I chair Peers for Gambling Reform, a group of over 150 Members of your Lordships’ House pressing for the reforms recommended in the Select Committee report on gambling. Those reforms range from curbs on sports sponsorship and advertising to the introduction of a mandatory levy to fund research, education and treatment, and from establishing a gambling ombudsman to classifying loot boxes as gambling and so regulating them accordingly. Of course, we also need measures to tackle illegal gambling, the advertising of legal gambling companies on illegal websites and the use of drones filming sports events to give their owners an unfair gambling advantage.

These and other reforms are urgently needed. Two million people are affected by gambling-related harm; over 60,000 children are problem gamblers; and, on average, sadly, there is one gambling-related suicide every day. But online gambling is a particular cause for concern. Smartphones enable 24/7 unsupervised gambling. Yet, in comparison to land-based gambling, it is far less regulated. After all, the key legislation was enacted before the first iPhone was launched in 2007. For example, there are limits on stakes and prizes for land-based games but not for those available on the internet, where over 40% of all gambling now takes place.

The Government’s gambling review is of course welcome, but it looks increasingly as though the Government are shying away from taking action. Unless available legislative opportunities, such as the online safety Bill, are used, it could be many years before the Government deliver on their promise to tackle gambling-related harm. After all, the last major gambling review began in 1999, but it took a further eight years before new legislation was enacted. Given the scale of current gambling problems, we simply cannot afford to wait another eight years.

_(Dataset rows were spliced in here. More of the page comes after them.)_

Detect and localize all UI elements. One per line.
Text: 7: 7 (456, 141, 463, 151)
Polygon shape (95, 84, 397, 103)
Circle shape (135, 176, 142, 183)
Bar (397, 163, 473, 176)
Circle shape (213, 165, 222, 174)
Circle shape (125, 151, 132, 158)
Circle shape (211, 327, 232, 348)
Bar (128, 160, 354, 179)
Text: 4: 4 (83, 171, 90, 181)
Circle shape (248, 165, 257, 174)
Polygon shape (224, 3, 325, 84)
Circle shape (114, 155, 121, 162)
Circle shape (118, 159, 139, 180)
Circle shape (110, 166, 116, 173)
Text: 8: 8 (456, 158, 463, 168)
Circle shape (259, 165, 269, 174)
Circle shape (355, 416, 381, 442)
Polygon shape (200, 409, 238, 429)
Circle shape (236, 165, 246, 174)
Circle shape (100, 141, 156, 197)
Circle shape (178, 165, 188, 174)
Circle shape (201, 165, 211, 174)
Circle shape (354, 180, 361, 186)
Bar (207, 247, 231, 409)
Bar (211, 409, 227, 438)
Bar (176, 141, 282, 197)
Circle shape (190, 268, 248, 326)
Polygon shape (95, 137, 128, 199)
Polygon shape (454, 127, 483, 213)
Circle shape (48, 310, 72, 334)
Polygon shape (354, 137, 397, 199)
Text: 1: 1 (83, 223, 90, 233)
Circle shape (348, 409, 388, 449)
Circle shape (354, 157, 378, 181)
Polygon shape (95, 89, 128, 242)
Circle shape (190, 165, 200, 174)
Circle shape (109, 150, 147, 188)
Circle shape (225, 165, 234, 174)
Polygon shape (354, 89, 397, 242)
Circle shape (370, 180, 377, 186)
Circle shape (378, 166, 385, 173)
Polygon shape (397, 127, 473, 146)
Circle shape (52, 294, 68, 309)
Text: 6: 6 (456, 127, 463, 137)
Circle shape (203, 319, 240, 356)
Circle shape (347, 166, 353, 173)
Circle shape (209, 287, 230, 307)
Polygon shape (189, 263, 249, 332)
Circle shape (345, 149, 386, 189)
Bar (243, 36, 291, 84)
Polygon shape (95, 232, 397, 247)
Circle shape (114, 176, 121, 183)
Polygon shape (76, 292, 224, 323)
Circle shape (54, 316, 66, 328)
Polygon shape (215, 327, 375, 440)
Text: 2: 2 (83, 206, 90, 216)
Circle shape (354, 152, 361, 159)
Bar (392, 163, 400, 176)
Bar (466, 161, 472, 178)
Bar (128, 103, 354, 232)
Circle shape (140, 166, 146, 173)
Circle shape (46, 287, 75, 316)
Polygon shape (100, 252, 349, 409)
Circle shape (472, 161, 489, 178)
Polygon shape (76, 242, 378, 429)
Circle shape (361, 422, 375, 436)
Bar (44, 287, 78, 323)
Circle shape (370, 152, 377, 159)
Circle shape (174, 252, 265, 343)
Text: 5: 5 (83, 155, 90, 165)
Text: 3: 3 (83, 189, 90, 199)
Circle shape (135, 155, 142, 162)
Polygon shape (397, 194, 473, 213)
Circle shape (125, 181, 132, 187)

Even gambling operators believe the online safety Bill should be used, for example, to crack down on unregulated gambling operators. But some reforms can be made without new legislation, yet even in such cases, there is evidence that the Government are not pushing ahead as quickly as possible. For instance, the Gambling Commission is using its existing powers to consider affordability—how to ensure that all gambling operators use a common system of checks to ensure that customers can afford to gamble at the level they choose. But newspaper reports now suggest that the Government want to take this responsibility away from the Gambling Commission and incorporate it into a wider gambling review, which will lead to unnecessary delay. Can the Minister confirm this and, again, explain why this much-needed reform should be delayed?

Reforms to gambling are urgently needed, and the Government must not delay.